Il y a toujours un point de non-retour dans nos vies. Un point où l'on sait que c'est la fin. Qu'il n'y aura plus de retour en arrière. Plus de changement. Seulement une fin imminente. Une fin écrasante ou l'on ne pensera jamais qu'on arrivera à se relever à nouveau.
Les bruits des roulettes de ma valise tapaient le sol en marbre de l'aéroport suivant le chemin vers l'embarquement. Ce voyage devait être une exploration, une histoire heureuse, une histoire que je pourrais raconter à ma famille. Une histoire que je partagerai avec mon âme sœur. Du moins, je pensais qu'il l'était. Je voulais lui offrir ce moment, j'avais eu tort. J'avais eu si tort. J'aurais probablement dû rester en France, oublier tout ça. Ne jamais l'amener ici.

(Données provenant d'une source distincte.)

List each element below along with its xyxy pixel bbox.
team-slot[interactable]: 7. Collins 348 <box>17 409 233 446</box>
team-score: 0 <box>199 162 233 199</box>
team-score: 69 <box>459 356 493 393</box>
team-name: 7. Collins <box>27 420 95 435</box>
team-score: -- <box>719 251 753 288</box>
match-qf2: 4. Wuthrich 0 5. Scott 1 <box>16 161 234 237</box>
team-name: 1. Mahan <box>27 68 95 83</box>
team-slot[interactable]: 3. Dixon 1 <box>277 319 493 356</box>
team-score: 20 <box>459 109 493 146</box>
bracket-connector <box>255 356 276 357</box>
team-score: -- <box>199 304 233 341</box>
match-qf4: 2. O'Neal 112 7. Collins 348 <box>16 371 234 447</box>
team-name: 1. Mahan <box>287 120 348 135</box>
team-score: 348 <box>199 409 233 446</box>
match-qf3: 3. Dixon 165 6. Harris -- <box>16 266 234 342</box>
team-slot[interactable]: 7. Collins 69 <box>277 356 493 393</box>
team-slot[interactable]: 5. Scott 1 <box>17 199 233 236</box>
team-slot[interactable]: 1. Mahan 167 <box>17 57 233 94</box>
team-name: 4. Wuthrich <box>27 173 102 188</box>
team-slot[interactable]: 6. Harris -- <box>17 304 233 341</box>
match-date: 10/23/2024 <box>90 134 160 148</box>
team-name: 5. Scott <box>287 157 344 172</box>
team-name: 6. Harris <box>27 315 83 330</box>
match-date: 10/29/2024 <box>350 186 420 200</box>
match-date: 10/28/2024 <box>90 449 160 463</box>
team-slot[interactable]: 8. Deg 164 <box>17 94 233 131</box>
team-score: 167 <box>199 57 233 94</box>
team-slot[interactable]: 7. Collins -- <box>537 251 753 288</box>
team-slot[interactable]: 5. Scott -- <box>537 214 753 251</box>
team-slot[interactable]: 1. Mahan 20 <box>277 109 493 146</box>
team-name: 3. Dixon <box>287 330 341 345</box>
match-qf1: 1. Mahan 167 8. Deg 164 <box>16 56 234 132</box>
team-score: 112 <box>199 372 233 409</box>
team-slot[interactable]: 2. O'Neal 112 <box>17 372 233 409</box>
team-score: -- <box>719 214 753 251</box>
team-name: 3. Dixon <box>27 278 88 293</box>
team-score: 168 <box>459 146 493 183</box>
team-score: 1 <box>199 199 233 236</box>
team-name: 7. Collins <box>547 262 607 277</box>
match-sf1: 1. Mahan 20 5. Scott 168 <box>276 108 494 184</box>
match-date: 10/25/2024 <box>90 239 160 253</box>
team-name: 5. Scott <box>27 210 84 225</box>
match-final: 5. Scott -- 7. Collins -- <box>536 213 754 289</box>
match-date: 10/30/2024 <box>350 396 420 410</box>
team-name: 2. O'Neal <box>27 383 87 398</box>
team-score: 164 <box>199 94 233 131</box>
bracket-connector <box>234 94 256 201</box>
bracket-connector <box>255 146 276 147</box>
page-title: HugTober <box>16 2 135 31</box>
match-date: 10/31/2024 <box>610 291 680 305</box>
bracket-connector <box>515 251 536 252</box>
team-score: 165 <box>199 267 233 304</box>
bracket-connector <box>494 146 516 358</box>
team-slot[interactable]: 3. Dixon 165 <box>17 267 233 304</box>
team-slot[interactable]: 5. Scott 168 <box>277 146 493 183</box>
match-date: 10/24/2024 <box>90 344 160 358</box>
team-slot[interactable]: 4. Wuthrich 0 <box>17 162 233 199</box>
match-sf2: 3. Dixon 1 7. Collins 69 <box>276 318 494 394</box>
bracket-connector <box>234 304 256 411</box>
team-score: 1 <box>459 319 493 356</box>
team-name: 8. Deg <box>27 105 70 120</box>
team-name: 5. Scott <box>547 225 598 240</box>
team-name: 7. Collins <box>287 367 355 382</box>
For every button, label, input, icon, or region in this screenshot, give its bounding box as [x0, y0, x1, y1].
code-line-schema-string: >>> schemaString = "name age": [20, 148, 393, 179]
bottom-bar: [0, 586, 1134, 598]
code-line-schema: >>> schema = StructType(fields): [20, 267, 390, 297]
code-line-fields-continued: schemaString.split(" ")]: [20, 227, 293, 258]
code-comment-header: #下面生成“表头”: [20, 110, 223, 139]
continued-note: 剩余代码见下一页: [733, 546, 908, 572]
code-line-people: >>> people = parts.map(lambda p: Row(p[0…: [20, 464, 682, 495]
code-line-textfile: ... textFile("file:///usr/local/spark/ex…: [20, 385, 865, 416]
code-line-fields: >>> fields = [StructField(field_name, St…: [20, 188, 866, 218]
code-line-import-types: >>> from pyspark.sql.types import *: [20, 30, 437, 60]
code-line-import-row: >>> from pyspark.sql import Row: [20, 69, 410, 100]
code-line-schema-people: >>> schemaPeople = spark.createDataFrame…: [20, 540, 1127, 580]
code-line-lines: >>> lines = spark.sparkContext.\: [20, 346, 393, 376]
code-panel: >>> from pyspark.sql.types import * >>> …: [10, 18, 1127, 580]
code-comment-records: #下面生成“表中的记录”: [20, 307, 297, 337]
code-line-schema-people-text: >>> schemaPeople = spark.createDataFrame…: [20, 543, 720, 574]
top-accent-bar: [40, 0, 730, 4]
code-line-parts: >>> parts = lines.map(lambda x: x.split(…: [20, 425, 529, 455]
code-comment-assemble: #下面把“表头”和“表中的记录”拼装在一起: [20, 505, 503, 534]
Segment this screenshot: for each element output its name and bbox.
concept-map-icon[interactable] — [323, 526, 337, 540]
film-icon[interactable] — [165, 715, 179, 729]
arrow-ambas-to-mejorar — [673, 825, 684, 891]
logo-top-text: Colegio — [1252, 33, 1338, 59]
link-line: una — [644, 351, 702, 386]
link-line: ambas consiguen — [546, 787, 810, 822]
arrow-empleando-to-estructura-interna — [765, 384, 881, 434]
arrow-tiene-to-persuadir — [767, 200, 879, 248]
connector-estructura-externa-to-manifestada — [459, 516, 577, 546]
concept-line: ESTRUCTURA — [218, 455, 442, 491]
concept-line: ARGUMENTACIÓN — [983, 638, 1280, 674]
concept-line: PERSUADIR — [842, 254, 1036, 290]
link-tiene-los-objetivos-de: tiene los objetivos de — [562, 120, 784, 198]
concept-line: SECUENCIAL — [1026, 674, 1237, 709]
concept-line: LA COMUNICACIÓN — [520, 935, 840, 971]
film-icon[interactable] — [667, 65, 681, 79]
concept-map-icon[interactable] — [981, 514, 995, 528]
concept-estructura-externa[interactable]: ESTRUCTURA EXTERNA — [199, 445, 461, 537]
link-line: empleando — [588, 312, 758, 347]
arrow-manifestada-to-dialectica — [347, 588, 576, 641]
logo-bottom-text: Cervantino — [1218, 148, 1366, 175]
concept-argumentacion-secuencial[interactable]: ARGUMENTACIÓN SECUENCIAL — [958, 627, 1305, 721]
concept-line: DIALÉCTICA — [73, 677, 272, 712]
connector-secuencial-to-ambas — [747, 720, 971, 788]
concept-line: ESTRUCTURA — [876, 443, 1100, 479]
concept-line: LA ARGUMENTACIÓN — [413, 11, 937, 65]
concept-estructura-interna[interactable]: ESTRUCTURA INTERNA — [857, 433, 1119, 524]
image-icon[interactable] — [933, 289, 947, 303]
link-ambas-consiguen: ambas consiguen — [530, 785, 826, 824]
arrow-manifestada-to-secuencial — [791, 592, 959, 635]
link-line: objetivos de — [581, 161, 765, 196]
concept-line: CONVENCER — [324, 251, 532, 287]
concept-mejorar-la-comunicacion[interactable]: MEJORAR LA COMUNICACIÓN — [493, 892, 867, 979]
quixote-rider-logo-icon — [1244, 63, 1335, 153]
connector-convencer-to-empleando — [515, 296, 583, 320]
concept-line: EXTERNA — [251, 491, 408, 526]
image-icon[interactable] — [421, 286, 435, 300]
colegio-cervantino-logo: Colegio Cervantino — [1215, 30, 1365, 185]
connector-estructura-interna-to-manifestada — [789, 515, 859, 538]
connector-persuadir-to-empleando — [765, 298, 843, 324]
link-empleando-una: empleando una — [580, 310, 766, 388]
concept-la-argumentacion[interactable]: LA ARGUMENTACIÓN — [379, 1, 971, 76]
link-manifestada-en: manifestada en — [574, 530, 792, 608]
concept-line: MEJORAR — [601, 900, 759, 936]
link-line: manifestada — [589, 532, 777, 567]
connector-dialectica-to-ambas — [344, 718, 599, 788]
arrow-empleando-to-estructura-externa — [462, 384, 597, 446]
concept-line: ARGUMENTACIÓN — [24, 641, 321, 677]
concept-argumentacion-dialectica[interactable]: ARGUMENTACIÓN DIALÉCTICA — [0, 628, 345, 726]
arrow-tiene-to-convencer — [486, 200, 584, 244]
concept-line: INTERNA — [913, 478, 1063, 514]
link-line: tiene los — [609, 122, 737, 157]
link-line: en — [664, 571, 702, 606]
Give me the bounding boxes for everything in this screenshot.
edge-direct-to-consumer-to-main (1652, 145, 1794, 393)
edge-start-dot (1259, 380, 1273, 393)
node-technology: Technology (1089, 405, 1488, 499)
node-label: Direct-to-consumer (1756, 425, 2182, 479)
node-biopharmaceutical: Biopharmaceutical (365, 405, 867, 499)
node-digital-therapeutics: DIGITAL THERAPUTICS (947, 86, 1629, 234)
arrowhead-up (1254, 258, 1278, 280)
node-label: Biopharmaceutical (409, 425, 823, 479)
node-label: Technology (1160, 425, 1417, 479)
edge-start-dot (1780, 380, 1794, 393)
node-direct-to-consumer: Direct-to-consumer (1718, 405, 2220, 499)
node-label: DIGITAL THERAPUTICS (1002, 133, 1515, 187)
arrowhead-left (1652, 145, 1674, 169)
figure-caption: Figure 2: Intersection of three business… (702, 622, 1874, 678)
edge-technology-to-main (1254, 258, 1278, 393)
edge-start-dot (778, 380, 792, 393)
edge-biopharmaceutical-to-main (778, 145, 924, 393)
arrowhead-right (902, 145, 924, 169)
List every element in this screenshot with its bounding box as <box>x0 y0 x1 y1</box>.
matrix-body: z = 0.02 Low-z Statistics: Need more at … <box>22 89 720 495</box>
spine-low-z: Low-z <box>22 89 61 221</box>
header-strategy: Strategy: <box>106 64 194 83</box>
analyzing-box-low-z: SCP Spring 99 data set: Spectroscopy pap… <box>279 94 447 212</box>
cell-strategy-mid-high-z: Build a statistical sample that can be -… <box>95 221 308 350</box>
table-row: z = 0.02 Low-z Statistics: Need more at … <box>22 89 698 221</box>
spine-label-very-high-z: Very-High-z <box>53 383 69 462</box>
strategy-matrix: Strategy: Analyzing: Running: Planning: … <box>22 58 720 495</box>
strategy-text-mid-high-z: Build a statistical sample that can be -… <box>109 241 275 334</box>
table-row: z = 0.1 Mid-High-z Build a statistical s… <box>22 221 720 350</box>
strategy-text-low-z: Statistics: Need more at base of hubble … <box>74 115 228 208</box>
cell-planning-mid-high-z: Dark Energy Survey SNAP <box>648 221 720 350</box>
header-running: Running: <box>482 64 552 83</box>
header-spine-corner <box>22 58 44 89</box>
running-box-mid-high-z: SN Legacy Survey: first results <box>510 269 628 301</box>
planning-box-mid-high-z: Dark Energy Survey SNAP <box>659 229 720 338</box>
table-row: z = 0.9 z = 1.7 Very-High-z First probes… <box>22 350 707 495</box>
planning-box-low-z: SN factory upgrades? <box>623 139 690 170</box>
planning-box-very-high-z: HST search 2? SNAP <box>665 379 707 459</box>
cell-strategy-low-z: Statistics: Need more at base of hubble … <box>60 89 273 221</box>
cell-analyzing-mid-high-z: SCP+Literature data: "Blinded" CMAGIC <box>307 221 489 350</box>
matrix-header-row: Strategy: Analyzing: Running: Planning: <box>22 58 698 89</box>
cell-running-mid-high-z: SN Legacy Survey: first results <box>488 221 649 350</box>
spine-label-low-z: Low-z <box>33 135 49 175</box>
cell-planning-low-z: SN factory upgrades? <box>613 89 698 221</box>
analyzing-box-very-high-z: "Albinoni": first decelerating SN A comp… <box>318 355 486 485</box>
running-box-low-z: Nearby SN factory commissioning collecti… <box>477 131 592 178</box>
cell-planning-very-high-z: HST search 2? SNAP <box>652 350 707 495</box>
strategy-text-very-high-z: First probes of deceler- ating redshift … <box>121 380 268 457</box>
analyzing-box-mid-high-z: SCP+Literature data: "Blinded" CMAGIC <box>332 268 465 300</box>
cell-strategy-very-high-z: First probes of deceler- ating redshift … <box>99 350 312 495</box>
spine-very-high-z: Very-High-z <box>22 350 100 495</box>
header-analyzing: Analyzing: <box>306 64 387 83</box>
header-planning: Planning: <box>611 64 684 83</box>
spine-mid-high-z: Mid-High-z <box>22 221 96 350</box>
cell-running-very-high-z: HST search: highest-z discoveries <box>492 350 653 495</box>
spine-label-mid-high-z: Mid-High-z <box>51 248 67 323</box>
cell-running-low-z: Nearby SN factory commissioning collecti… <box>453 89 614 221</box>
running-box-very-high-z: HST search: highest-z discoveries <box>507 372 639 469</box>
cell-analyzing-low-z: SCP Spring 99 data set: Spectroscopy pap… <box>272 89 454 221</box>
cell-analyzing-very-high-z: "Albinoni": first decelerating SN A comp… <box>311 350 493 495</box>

Je n'imaginais pas une seule seconde, que je repartirais sans lui. Que le voyage finirait non accompagné. C'était dur, le retour à la réalité, seule.
« Votre carte d'identité » Je lançais un regard à l'hôtesse française face à moi. Je supposais qu'elle embarquait, elle aussi pour le retour en France. Je lui tendis le papier, montrant mon identité. Ce bout de papier attesté qui j'étais. Une humaine banale avec une description : cheveux bruns, yeux verts, jusque-là complètement normal.
Mais la réalité était autre. Mon monde était bien différent de celui des humains. J'enviais les humains, ces êtres conscients et inconscients à la fois. Ces êtres qui ne voyaient presque jamais la face de mon monde. Eux, ils avaient le cycle de la vie, les enfants, les hommes, les femmes à aimer. Moi, qu'est-ce que j'avais ? L'immortalité infinie l'ennuie totale, une croissance arrêtée et je n'étais qu'au début. J'allais bientôt voir toute ma famille mourir sous mes yeux un jour. Ce n'était qu'une question de temps pour eux. J'enviais tellement mes petites sœurs, elles, elles n'avaient pas hérité du don de notre père. Elles, elles pouvaient avoir un semblant de vie banale. Ce que moi, je ne pouvais probablement jamais connaître.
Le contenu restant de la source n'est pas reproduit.